Be your first sales champion, you will learn a lot from your prospects.
Also be able to prioritize what you learn from customers. Learning is fundamental, but you can't make everyone happy. Deal with that.
A great tip that I recently received: Make something special to let people feel special. (That's valid both for your clients and for your beloved. <3) For my followers, I try to put something handy in my monthly newsletter. It's not a repurpose of the articles that we published, it's something new that I've discovered in the month, a test, experiments, a book, a course.
You can give Ghostwriter AI a try at GhostWriter AI.

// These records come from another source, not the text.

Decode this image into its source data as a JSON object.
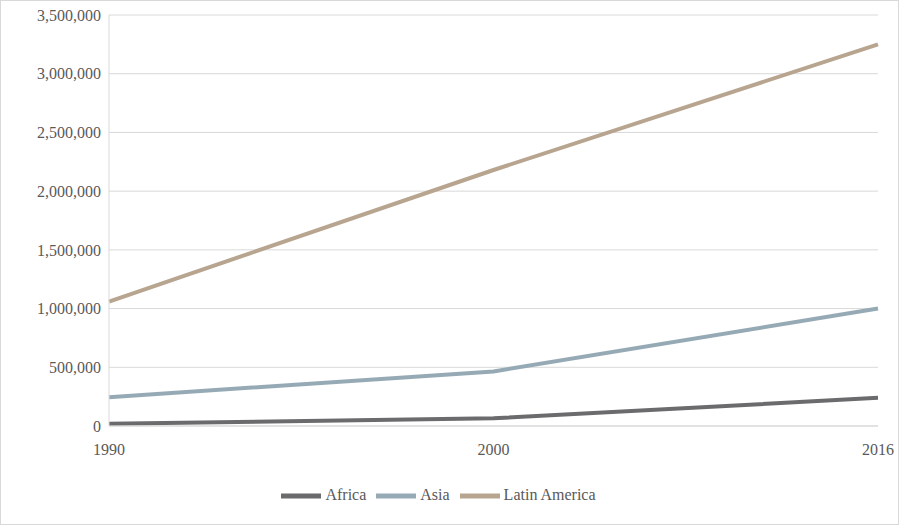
{
  "chart_data": {
    "type": "line",
    "categories": [
      "1990",
      "2000",
      "2016"
    ],
    "series": [
      {
        "name": "Africa",
        "color": "#6b6b6d",
        "values": [
          20000,
          65000,
          240000
        ]
      },
      {
        "name": "Asia",
        "color": "#96aab6",
        "values": [
          245000,
          465000,
          1000000
        ]
      },
      {
        "name": "Latin America",
        "color": "#b8a58f",
        "values": [
          1060000,
          2180000,
          3250000
        ]
      }
    ],
    "ylim": [
      0,
      3500000
    ],
    "yticks": [
      {
        "value": 0,
        "label": "0"
      },
      {
        "value": 500000,
        "label": "500,000"
      },
      {
        "value": 1000000,
        "label": "1,000,000"
      },
      {
        "value": 1500000,
        "label": "1,500,000"
      },
      {
        "value": 2000000,
        "label": "2,000,000"
      },
      {
        "value": 2500000,
        "label": "2,500,000"
      },
      {
        "value": 3000000,
        "label": "3,000,000"
      },
      {
        "value": 3500000,
        "label": "3,500,000"
      }
    ],
    "grid": true,
    "legend": "bottom"
  }
}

When we think we have exciting things to say about building content and curation, or we have some experiments to share, we post them on our Blog. You can also get in touch with us on Twitter and Linkedin.
Also, you can sign up for the human-centered newsletter here.
If anyone has any questions for us, please don't hesitate to ask in the comments. We'll try to answer anything/everything. Thanks for having us on Indie Hackers!
This was a very interesting post! I really liked the quote "Learning is fundamental, but you can't make everyone happy. Deal with that."
Hi Josh,
Thanks a lot! :-D
I say that by experience.
When you try to make everyone happy, you are leaving out those people that much counts, that are your beloved.
You spend hours on strategy, funding, customer acquisition.
Your son is there. He is trying to get your attention in some way.
I'm still dealing with balancing my life.
Take care of your family. It is the only thing that you truly have.
If you try to deal with your humanity, you can reach a better empathy with your customers and teammate as well. :-)
Of course! Wow that's very true and inspiring. I agree. Do you have an email I can reach out to you at?